In the third count of the counterclaim, the defendant alleges that the plaintiff used a bank execution pursuant to Connecticut General Statutes § § 52-356b, 367a and 367b for purposes for which it was not designed, in that when the plaintiff obtained the bank execution the plaintiff stated that the amount paid on the judgment was $20,680, when the plaintiff's predecessor had been paid nearly $300,000 in cash and received the benefits of life insurance. The defendant, thus, claims that the plaintiff's attachment was excessive. The court must take the facts alleged in the counterclaim as being true, but need not take the legal conclusions as true. See, Liljedahl Bros., Inc. v. Grigsby, supra .
The defendant has not alleged sufficient facts to support the legal conclusion that the execution was excessive. Taking the facts alleged by the counterclaim as true, the execution was only excessive if the defendant had more than $1,784,364.91 in his account. The defendant has alleged that the judgment amount was $2,084,364.91 and he paid $300,000 to Martin Wolinsky. If true, that would leave $1,784,364.91 owed on the judgment. The defendant has failed to plead what amount was in his account. The court suspects it was less than $1,784,364.91. Otherwise, the plaintiff would not have brought this action on the judgment because same would have been completely satisfied by the execution.
The plaintiff argues that the defendant fails to claim that the abuse of process was not used primarily to accomplish a purpose for which it was not designed, as required by National Loan Investors, supra . This court agrees.
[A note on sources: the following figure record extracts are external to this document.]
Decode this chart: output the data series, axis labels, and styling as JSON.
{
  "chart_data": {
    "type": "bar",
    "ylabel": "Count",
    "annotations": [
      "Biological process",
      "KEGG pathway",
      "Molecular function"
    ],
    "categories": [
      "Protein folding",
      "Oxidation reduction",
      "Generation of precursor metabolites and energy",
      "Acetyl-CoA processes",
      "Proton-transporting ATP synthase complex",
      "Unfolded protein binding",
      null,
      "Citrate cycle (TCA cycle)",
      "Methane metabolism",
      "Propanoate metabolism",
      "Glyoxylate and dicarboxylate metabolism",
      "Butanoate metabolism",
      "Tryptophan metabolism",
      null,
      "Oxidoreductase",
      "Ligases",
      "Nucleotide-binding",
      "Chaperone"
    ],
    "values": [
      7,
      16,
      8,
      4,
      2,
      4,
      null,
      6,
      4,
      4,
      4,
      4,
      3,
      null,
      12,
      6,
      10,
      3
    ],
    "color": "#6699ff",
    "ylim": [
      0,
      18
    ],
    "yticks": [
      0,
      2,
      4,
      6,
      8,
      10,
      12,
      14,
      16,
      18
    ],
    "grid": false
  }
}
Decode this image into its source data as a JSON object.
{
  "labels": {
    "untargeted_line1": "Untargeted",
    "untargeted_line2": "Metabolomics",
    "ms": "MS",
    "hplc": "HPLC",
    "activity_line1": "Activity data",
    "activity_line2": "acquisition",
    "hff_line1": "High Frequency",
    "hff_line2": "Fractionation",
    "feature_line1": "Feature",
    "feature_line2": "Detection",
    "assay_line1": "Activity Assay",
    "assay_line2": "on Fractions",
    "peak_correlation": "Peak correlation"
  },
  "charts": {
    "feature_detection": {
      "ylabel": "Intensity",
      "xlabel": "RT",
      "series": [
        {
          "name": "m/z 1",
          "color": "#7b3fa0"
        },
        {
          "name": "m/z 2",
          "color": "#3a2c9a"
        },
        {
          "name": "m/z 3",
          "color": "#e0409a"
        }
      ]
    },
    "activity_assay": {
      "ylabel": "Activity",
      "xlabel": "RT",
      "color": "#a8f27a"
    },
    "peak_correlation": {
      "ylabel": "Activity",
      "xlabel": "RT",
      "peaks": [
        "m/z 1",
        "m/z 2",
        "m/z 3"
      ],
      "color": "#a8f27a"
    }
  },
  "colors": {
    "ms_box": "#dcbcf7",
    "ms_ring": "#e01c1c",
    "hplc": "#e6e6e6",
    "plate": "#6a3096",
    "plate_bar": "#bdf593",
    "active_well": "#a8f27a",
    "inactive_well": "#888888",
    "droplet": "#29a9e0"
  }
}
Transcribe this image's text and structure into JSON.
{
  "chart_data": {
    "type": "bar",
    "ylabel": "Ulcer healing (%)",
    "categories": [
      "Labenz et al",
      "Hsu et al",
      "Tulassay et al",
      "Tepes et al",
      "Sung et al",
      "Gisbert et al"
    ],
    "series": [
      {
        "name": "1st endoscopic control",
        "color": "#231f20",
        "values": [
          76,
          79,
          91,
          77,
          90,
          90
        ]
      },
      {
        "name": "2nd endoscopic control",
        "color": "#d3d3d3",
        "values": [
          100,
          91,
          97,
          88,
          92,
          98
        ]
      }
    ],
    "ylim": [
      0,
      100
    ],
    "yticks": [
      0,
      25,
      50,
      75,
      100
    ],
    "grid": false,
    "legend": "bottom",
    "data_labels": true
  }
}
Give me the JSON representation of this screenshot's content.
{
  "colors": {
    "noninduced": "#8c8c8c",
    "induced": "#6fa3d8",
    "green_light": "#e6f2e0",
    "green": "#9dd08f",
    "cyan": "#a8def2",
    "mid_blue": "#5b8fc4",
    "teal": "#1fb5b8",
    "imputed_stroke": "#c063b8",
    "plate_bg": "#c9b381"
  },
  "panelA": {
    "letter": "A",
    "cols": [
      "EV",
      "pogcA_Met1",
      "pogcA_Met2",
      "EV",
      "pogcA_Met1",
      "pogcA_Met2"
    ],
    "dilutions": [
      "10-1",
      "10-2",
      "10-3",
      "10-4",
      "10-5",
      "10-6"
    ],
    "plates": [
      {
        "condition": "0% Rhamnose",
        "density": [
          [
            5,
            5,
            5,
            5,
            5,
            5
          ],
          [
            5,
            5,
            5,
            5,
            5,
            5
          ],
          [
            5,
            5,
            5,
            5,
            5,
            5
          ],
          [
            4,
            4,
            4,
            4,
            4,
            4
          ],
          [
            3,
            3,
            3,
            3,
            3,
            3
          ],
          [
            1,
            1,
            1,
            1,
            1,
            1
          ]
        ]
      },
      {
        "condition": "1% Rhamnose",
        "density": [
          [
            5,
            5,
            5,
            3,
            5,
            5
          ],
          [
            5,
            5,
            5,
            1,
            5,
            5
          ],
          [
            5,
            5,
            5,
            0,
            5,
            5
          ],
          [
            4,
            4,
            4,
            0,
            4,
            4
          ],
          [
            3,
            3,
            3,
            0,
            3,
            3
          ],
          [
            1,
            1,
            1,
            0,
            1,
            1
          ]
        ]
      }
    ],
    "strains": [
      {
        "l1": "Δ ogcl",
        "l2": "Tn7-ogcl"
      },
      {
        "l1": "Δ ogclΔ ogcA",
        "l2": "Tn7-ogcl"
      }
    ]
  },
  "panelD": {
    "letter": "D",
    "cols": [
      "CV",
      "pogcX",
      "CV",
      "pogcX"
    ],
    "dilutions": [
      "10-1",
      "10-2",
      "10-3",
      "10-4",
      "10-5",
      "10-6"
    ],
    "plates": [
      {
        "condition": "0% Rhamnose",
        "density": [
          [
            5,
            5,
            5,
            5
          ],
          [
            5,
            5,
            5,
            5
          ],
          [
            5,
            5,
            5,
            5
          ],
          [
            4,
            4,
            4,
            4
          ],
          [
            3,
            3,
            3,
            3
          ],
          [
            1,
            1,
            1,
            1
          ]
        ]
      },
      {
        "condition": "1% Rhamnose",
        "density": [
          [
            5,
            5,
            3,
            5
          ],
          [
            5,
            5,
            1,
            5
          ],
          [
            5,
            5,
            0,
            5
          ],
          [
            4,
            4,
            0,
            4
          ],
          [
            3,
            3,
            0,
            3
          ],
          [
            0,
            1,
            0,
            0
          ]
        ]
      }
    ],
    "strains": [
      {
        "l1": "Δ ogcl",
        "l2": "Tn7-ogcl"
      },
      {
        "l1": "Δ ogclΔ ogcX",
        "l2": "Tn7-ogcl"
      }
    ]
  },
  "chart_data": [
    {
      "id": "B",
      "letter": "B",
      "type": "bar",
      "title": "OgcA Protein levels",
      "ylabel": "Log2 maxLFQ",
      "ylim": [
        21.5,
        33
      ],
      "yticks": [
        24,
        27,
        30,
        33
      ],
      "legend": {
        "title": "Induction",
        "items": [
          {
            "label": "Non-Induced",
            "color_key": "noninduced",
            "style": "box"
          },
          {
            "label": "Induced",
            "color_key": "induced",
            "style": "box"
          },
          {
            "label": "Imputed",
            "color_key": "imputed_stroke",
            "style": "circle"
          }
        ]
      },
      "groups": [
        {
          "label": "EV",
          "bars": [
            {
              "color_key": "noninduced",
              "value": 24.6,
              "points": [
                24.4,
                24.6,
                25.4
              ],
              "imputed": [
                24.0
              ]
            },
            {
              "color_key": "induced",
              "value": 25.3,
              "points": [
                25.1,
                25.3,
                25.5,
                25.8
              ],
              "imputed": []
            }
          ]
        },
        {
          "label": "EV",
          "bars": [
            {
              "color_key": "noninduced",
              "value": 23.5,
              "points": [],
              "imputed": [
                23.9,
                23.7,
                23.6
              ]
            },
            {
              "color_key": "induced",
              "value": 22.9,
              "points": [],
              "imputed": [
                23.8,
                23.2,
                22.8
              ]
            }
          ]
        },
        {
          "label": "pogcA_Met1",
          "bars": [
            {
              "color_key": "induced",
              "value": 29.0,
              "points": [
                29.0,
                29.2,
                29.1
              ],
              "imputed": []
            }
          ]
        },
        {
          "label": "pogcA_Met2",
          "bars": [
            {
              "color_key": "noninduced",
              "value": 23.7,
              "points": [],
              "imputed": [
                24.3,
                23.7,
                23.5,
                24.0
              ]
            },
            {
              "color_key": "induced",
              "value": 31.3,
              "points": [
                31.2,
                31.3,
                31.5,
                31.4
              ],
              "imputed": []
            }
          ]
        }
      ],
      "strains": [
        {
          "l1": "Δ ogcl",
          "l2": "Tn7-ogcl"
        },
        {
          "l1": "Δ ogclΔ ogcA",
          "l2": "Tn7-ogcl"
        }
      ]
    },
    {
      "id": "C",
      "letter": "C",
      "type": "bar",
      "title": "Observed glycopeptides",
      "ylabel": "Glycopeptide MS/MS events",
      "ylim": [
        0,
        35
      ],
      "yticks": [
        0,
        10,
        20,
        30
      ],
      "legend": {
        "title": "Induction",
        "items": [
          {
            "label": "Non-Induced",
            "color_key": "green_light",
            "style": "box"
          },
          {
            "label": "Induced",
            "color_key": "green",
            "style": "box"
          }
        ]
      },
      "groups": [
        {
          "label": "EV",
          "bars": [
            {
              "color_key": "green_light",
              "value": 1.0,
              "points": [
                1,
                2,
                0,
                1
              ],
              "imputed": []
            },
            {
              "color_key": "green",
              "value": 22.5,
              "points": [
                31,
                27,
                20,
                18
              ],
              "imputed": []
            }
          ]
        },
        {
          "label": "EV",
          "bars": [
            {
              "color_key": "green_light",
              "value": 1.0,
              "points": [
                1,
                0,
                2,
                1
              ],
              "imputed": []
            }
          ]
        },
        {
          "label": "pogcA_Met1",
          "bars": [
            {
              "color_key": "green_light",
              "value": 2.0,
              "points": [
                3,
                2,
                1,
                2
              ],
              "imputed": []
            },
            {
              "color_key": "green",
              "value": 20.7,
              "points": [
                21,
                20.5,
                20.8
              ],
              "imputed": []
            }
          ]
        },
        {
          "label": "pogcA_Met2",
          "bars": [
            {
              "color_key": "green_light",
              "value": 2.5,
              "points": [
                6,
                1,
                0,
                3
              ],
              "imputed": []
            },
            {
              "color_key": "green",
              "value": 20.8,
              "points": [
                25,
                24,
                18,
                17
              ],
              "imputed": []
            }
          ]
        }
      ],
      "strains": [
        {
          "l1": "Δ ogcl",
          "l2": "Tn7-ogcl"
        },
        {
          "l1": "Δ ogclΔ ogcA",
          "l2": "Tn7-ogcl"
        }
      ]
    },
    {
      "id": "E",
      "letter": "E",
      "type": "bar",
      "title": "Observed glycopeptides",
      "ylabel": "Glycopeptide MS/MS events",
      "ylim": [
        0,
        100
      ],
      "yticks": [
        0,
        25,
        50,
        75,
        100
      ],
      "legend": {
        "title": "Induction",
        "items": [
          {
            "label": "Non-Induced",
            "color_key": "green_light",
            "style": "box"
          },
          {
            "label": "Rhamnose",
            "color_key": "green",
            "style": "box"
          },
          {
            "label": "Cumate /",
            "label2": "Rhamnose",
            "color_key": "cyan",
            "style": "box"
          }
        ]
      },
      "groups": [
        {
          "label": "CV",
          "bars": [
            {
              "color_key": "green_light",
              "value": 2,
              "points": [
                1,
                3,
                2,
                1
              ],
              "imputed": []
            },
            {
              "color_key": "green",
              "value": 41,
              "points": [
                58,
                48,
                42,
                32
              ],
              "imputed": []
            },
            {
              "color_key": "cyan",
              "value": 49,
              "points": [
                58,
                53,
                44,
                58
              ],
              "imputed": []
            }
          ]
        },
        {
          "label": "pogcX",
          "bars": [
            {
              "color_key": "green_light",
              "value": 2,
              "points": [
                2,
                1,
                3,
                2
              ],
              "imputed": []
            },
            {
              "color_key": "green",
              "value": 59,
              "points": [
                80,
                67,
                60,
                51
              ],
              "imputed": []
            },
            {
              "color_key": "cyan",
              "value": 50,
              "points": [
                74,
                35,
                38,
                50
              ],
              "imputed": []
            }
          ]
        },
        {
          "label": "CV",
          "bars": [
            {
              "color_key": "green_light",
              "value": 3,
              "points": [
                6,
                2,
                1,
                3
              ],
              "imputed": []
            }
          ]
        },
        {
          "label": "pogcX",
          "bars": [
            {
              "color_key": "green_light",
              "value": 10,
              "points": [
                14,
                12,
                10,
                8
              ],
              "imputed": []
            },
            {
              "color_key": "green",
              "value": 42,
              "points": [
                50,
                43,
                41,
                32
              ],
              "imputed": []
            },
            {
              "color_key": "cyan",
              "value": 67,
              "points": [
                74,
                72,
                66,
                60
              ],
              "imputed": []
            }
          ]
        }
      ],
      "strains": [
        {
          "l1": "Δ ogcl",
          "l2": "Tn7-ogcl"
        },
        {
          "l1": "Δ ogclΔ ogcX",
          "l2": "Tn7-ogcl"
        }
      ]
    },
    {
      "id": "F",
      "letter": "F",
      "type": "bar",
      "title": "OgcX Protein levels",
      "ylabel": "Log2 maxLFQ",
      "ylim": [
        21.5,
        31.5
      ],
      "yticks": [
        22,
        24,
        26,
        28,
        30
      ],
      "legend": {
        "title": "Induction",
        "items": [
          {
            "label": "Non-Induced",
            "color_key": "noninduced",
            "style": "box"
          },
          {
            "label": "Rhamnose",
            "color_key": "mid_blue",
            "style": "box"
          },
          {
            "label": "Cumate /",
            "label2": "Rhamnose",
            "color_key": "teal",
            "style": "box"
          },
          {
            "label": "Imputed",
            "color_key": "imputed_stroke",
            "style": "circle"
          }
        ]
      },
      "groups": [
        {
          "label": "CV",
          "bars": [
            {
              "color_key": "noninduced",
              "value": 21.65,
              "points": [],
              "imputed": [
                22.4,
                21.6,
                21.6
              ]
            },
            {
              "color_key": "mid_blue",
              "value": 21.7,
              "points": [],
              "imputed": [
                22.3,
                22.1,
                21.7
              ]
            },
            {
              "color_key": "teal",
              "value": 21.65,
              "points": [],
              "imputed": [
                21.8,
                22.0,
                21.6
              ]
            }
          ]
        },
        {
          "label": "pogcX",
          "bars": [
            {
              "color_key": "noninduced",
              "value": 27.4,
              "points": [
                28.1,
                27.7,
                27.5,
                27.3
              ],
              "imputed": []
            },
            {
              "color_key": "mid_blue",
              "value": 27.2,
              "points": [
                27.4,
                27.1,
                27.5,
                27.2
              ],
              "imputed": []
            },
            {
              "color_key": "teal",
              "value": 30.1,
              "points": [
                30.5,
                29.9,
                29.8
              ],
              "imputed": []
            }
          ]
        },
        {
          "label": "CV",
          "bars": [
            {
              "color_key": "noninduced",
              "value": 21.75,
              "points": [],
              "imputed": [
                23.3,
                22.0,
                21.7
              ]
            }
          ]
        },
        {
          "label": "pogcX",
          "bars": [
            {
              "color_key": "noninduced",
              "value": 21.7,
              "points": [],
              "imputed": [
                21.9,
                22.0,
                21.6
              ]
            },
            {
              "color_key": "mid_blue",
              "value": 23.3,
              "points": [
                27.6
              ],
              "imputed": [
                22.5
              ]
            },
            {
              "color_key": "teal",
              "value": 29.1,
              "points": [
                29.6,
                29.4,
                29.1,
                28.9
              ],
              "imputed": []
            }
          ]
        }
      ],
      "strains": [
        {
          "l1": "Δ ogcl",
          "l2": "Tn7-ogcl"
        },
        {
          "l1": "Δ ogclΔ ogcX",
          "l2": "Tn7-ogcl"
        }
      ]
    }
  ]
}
The primary purpose of General Statutes § § 52-356b, 367a and 367b is to assist a judgment creditor in obtaining an unsatisfied judgment via an execution from the court. See § § 52-356b, 367a and 367b. The defendant has alleged a judgment against the defendant and owing to the plaintiff which has been only partially satisfied. The bank execution was entered for the purpose of collecting the balance of that judgment. The defendant's third counterclaim fails to properly plead a cause of action sounding in abuse of process.
For the aforementioned reasons, the motion to strike the defendant's counterclaims is granted as to all counts.